How to Seed Cells

How to Prepare the Plate and Seed Cells

This is a short tutorial describing how to handle MaxWell plates and prepare them for cell seeding. Please make sure to also read the official MaxWell protocols carefully. The procedures described here are recommendations based on empirical experience across many different projects encountered at the facility.

There is no guarantee that these protocols will work optimally for every cell type, and additional optimization steps may be required to identify the best conditions for your specific cells.

1. Prepare the Plates

For 6-well plates

If you are using a 6-well plate, the plate must first be pre-treated and sterilized.

Pre-treatment

Pre-treatment with 1% Terg-a-zyme increases the hydrophilicity of the sensor surface.

  • Prepare a 1% Terg-a-zyme solution in sterile ddH₂O.
  • Fill the chips and incubate for 2–3 hours (up to overnight) at room temperature.
  • Thoroughly rinse the plates with sterile ddH₂O 3–4 times using 2–3 mL per rinse.

Sterilization

  • Spray all external surfaces of the plate thoroughly with 70% ethanol.
  • Place the plate in a sterile environment (cell culture hood).
  • Fill all wells and surrounding areas with cell-culture-grade 70% ethanol.

Make sure the gold pins at the bottom of the plate remain as dry as possible, as they corrode easily and corrosion will negatively affect recordings.

  • Incubate with 70% ethanol for at least 30 minutes under the hood.
  • Do not use UV light, as this can reduce the longevity of the electronics.

After sterilization:

  • Rinse the plates with sterile ddH₂O 3–4 times.
  • Allow the plates to dry under the hood until first use.

For 24-well plates

MaxWell ships 24-well plates pre-sterilized, so you can proceed directly to the pre-conditioning step.

If you are re-using a plate (cell-free), follow the same pre-treatment and sterilization steps described for 6-well plates.

2. Pre-conditioning

Pre-conditioning is recommended, especially before first use.

  • Incubate the sterilized plates with sterile culture media in the incubator for 1–2 days.
  • No washing step is required before coating.

3. Coating

Before seeding, the sensor surface must be coated to promote cell adhesion. This is particularly important for HD-MEA sensors, as their surface is smoother than standard cell-culture plastic.

We recommend starting with coating protocols that are already known to work for your cell type, especially if you have experience culturing them on glass coverslips.

If you do not normally coat surfaces, the following is a recommended starting protocol:

  • Coat with Poly-D-Lysine (PDL) or Poly-L-Lysine (PLL) overnight in the incubator.
  • Follow with Laminin (20 ng/µL) coating for 1 hour in the incubator.
  • Wash with ddH₂O or PBS between coating steps.

To conserve Laminin, you may coat only the sensor area:

  • Ensure the entire sensor area is covered (approximately 50 µL).
  • It is generally recommended not to let the surface dry after coating.

4. Seeding Cells

After coating, the plates are ready for cell seeding. Typical seeding densities: - 50,000–150,000 cells per well on the sensor area

Note

We strongly recommend performing a pilot experiment using different cell numbers and concentrations.

Key considerations:

  • The sensor area is covered with approximately 50 µL of solution.
  • Concentrate your cell suspension accordingly.
  • After seeding, place the plate in the incubator for 1 hour.
    • Do not exceed 1 hour, as evaporation of the 50 µL can occur.

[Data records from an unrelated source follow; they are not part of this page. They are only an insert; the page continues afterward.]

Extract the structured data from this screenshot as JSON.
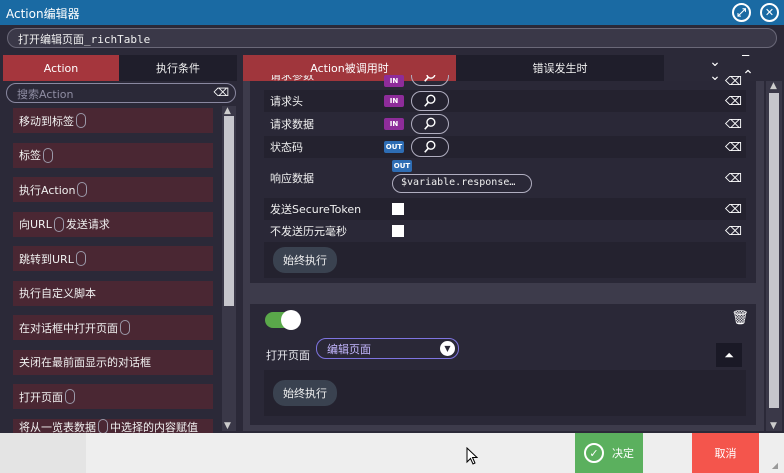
{
  "window": {
    "title": "Action编辑器",
    "restore_icon": "restore-icon",
    "close_icon": "close-icon"
  },
  "action_name": "打开编辑页面_richTable",
  "tabs": {
    "action": "Action",
    "condition": "执行条件",
    "called": "Action被调用时",
    "error": "错误发生时"
  },
  "sidebar": {
    "search_placeholder": "搜索Action",
    "items": [
      {
        "label": "移动到标签"
      },
      {
        "label": "标签"
      },
      {
        "label": "执行Action"
      },
      {
        "label_a": "向URL",
        "label_b": "发送请求"
      },
      {
        "label": "跳转到URL"
      },
      {
        "label": "执行自定义脚本"
      },
      {
        "label": "在对话框中打开页面"
      },
      {
        "label": "关闭在最前面显示的对话框"
      },
      {
        "label": "打开页面"
      },
      {
        "label_a": "将从一览表数据",
        "label_b": "中选择的内容赋值"
      }
    ]
  },
  "card1": {
    "rows": [
      {
        "label": "请求参数",
        "badge": "IN"
      },
      {
        "label": "请求头",
        "badge": "IN"
      },
      {
        "label": "请求数据",
        "badge": "IN"
      },
      {
        "label": "状态码",
        "badge": "OUT"
      },
      {
        "label": "响应数据",
        "badge": "OUT",
        "value": "$variable.response…"
      },
      {
        "label": "发送SecureToken"
      },
      {
        "label": "不发送历元毫秒"
      }
    ],
    "exec_label": "始终执行"
  },
  "card2": {
    "toggle_on": true,
    "open_page_label": "打开页面",
    "selected_page": "编辑页面",
    "exec_label": "始终执行"
  },
  "footer": {
    "ok_label": "决定",
    "cancel_label": "取消"
  },
  "colors": {
    "titlebar": "#1a6aa3",
    "tab_active": "#a5363d",
    "ok": "#5bb05e",
    "cancel": "#f4554c",
    "badge_in": "#8e2c9a",
    "badge_out": "#2e6db4"
  }
}
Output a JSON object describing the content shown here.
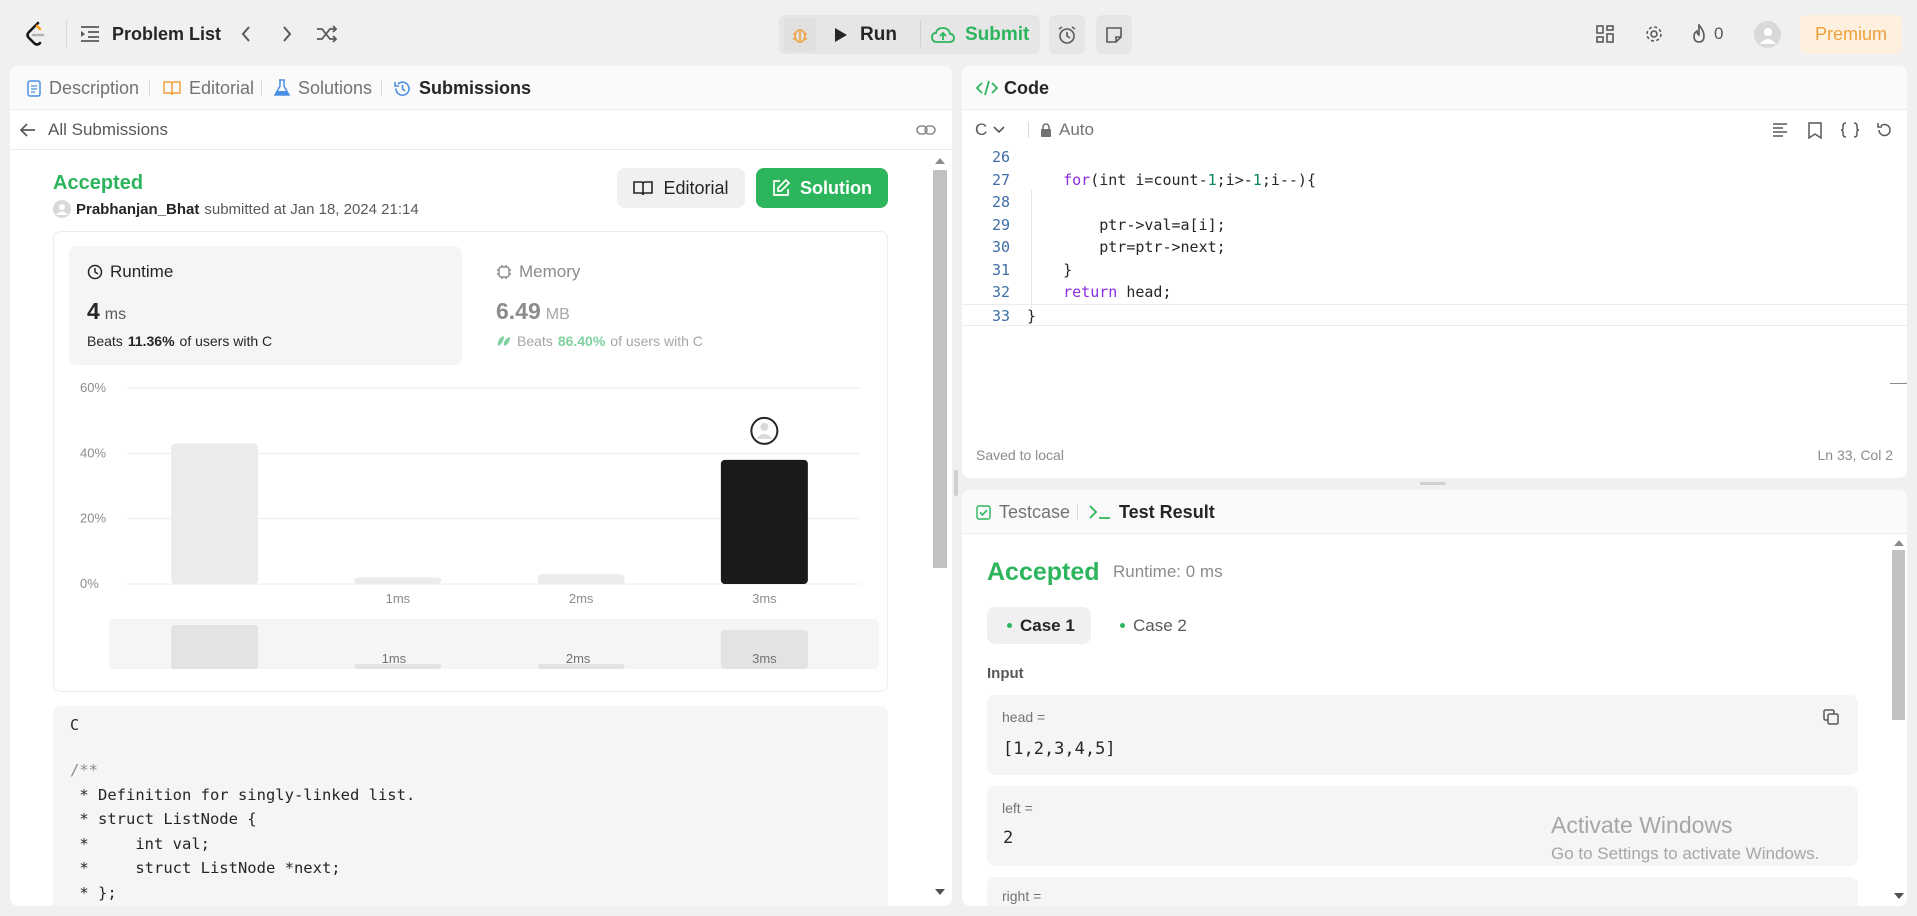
{
  "topbar": {
    "problem_list": "Problem List",
    "run": "Run",
    "submit": "Submit",
    "streak_count": "0",
    "premium": "Premium"
  },
  "left_tabs": [
    "Description",
    "Editorial",
    "Solutions",
    "Submissions"
  ],
  "submission": {
    "back_label": "All Submissions",
    "status": "Accepted",
    "user": "Prabhanjan_Bhat",
    "submitted_text": "submitted at Jan 18, 2024 21:14",
    "editorial_btn": "Editorial",
    "solution_btn": "Solution",
    "runtime_label": "Runtime",
    "runtime_value": "4",
    "runtime_unit": "ms",
    "runtime_beats_prefix": "Beats",
    "runtime_beats_pct": "11.36%",
    "runtime_beats_suffix": "of users with C",
    "memory_label": "Memory",
    "memory_value": "6.49",
    "memory_unit": "MB",
    "memory_beats_prefix": "Beats",
    "memory_beats_pct": "86.40%",
    "memory_beats_suffix": "of users with C",
    "code_lang": "C",
    "code_lines": [
      "/**",
      " * Definition for singly-linked list.",
      " * struct ListNode {",
      " *     int val;",
      " *     struct ListNode *next;",
      " * };"
    ]
  },
  "chart_data": {
    "type": "bar",
    "categories": [
      "",
      "1ms",
      "2ms",
      "3ms"
    ],
    "values": [
      43,
      2,
      3,
      38
    ],
    "highlight_index": 3,
    "yticks": [
      "0%",
      "20%",
      "40%",
      "60%"
    ],
    "ylim": [
      0,
      60
    ],
    "colors": {
      "bar": "#ebebeb",
      "highlight": "#1a1a1a"
    },
    "minimap_labels": [
      "",
      "1ms",
      "2ms",
      "3ms"
    ]
  },
  "code_panel": {
    "title": "Code",
    "language": "C",
    "mode": "Auto",
    "saved": "Saved to local",
    "position": "Ln 33, Col 2",
    "lines": [
      {
        "n": "26",
        "html": ""
      },
      {
        "n": "27",
        "html": "    <span class='kw'>for</span>(int i=count-<span class='num'>1</span>;i>-<span class='num'>1</span>;i--){"
      },
      {
        "n": "28",
        "html": ""
      },
      {
        "n": "29",
        "html": "        ptr->val=a[i];"
      },
      {
        "n": "30",
        "html": "        ptr=ptr->next;"
      },
      {
        "n": "31",
        "html": "    }"
      },
      {
        "n": "32",
        "html": "    <span class='kw'>return</span> head;"
      },
      {
        "n": "33",
        "html": "}"
      }
    ]
  },
  "test_panel": {
    "tab_testcase": "Testcase",
    "tab_result": "Test Result",
    "status": "Accepted",
    "runtime": "Runtime: 0 ms",
    "case1": "Case 1",
    "case2": "Case 2",
    "input_label": "Input",
    "head_label": "head =",
    "head_value": "[1,2,3,4,5]",
    "left_label": "left =",
    "left_value": "2",
    "right_label": "right ="
  },
  "watermark": {
    "line1": "Activate Windows",
    "line2": "Go to Settings to activate Windows."
  },
  "colors": {
    "accent_green": "#2db55d",
    "submit_green": "#2db55d",
    "premium_bg": "#fdf0df",
    "premium_text": "#f0a03c"
  }
}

After incubation, carefully fill the wells:

  • 24-well plates: ~500–600 µL per well
  • 6-well plates: 1–1.5 mL per well

Proceed with your normal cell culture routine.

Tips and Tricks

  • Never touch the sensor area with pipette tips, as this may damage the electronic components.
    When aspirating liquid, place the aspirator carefully at the corner of the sensor area and slightly tilt the plate.

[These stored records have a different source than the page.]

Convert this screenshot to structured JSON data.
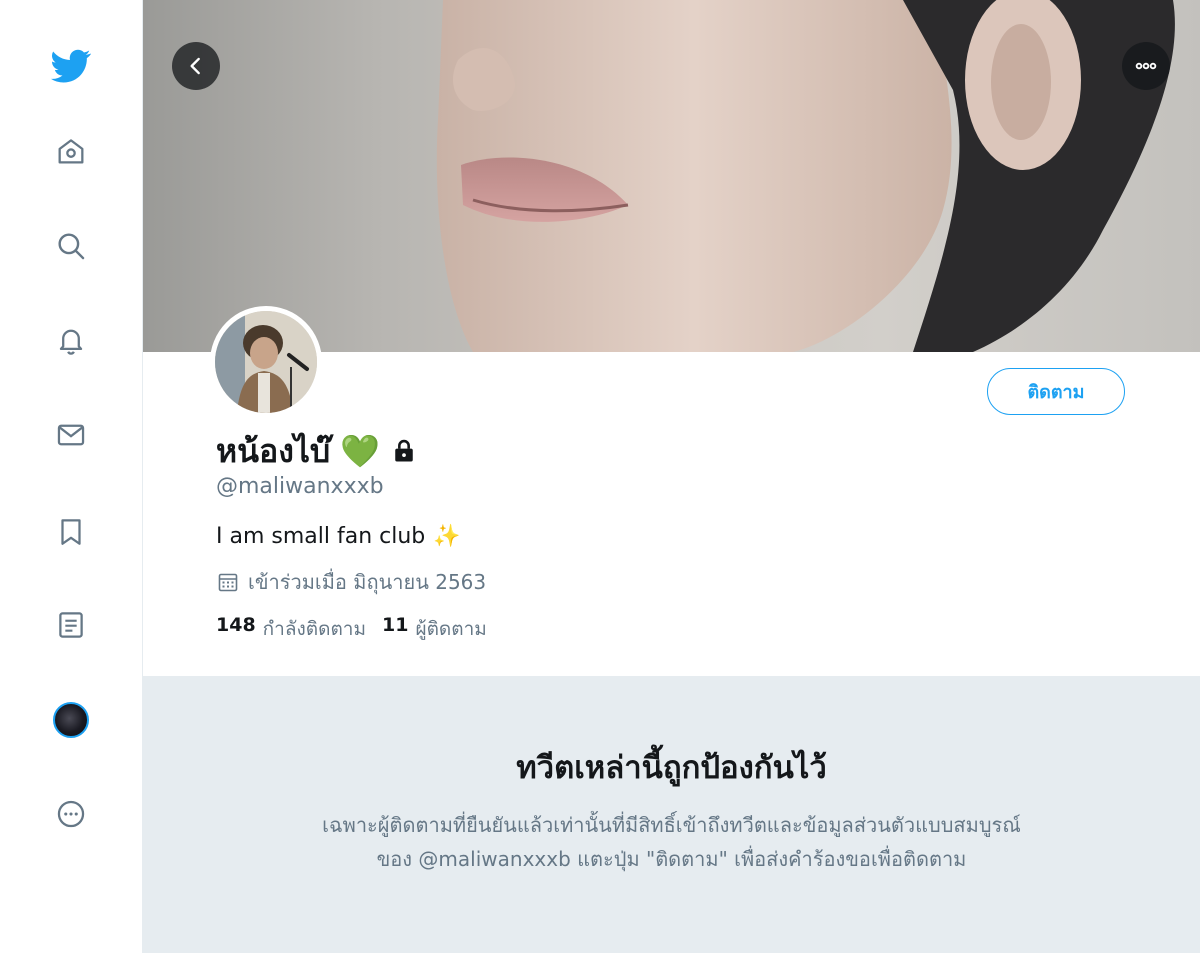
{
  "sidebar": {
    "items": [
      {
        "name": "twitter-logo-icon"
      },
      {
        "name": "home-icon"
      },
      {
        "name": "explore-search-icon"
      },
      {
        "name": "notifications-bell-icon"
      },
      {
        "name": "messages-envelope-icon"
      },
      {
        "name": "bookmarks-icon"
      },
      {
        "name": "lists-icon"
      },
      {
        "name": "profile-avatar-icon"
      },
      {
        "name": "more-options-icon"
      }
    ],
    "accent_color": "#1da1f2"
  },
  "header": {
    "back_icon": "chevron-left-icon",
    "more_icon": "more-horizontal-icon"
  },
  "profile": {
    "display_name": "หน้องไบ๊",
    "name_emoji": "💚",
    "protected_icon": "lock-icon",
    "handle": "@maliwanxxxb",
    "bio_text": "I am small fan club",
    "bio_emoji": "✨",
    "joined_icon": "calendar-icon",
    "joined": "เข้าร่วมเมื่อ มิถุนายน 2563",
    "following_count": "148",
    "following_label": "กำลังติดตาม",
    "followers_count": "11",
    "followers_label": "ผู้ติดตาม",
    "follow_button_label": "ติดตาม"
  },
  "protected_notice": {
    "title": "ทวีตเหล่านี้ถูกป้องกันไว้",
    "line1": "เฉพาะผู้ติดตามที่ยืนยันแล้วเท่านั้นที่มีสิทธิ์เข้าถึงทวีตและข้อมูลส่วนตัวแบบสมบูรณ์",
    "line2": "ของ @maliwanxxxb แตะปุ่ม \"ติดตาม\" เพื่อส่งคำร้องขอเพื่อติดตาม"
  },
  "colors": {
    "accent": "#1da1f2",
    "secondary_text": "#657786",
    "primary_text": "#14171a",
    "notice_background": "#e6ecf0"
  }
}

  • When placing 50 µL of solution on the sensor area, make sure the surrounding area is dry.
    Any liquid connection to wet regions outside the sensor area will cause the droplet to spread and may prevent full coverage of the sensor.

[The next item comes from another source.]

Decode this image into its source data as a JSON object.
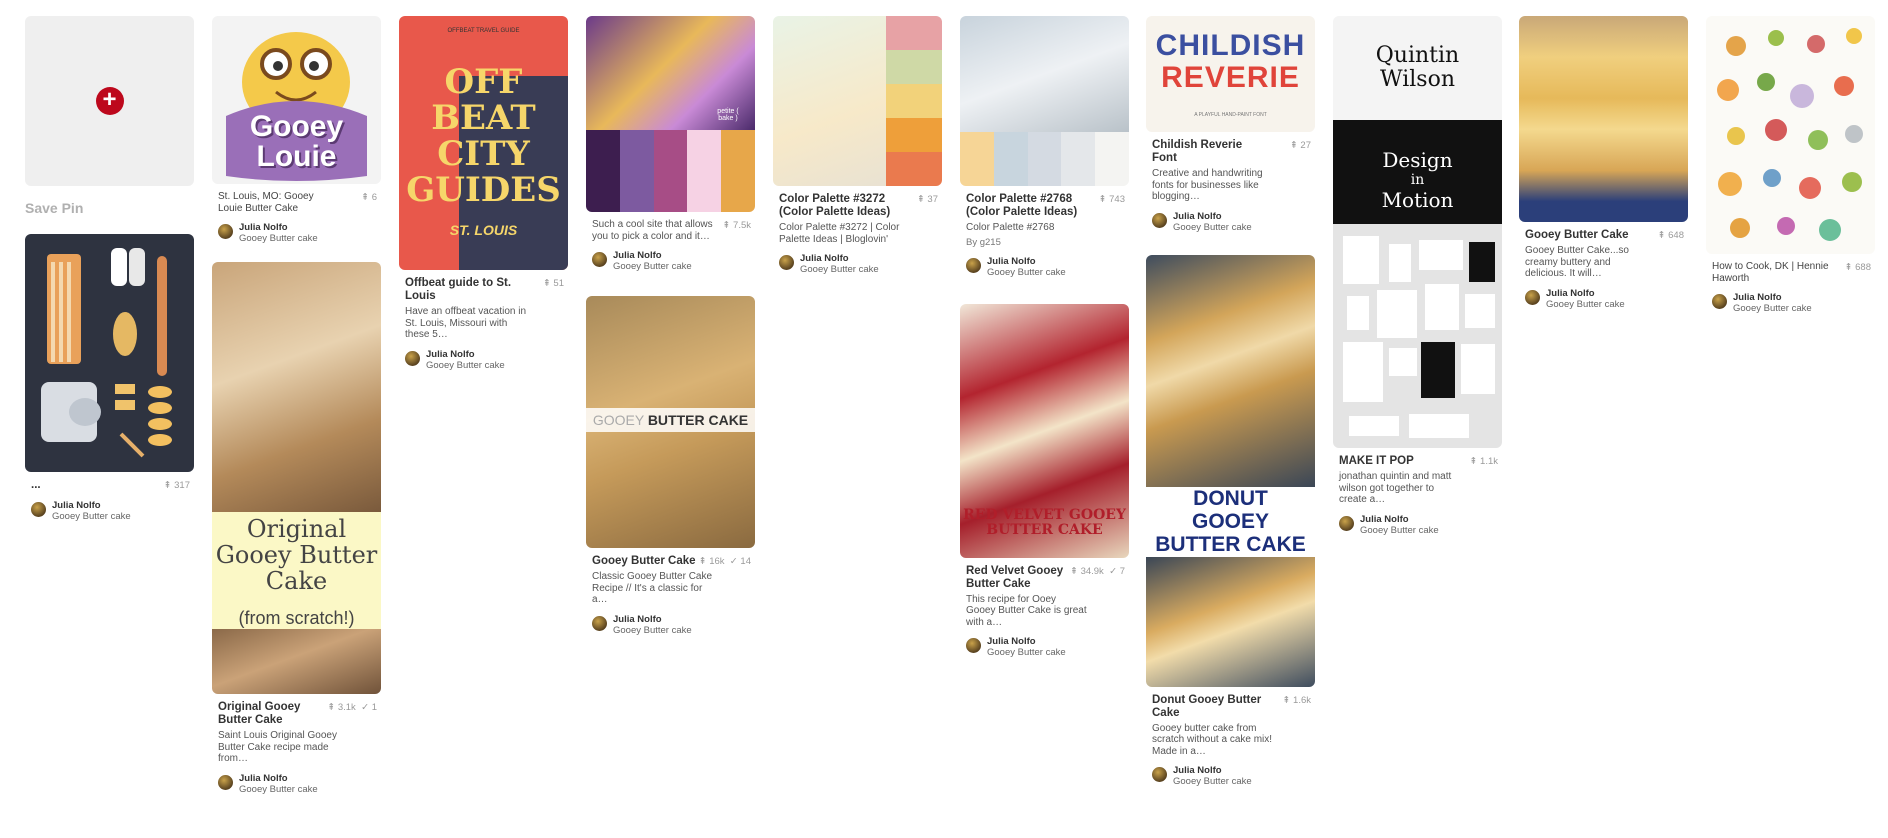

Always verify that you can see a distinct liquid bubble over the sensor area. This is critical for successful seeding, as spreading will cause cells to distribute outside the sensor instead of settling on it. - If you notice that the liquid is spreading too much, try reducing the volume slightly (e.g., to 40 µL).
Alternatively, you can try to absorb excess liquid from the corners of the sensor area using a sterile tissue or pipette tip (without touching the sensor surface).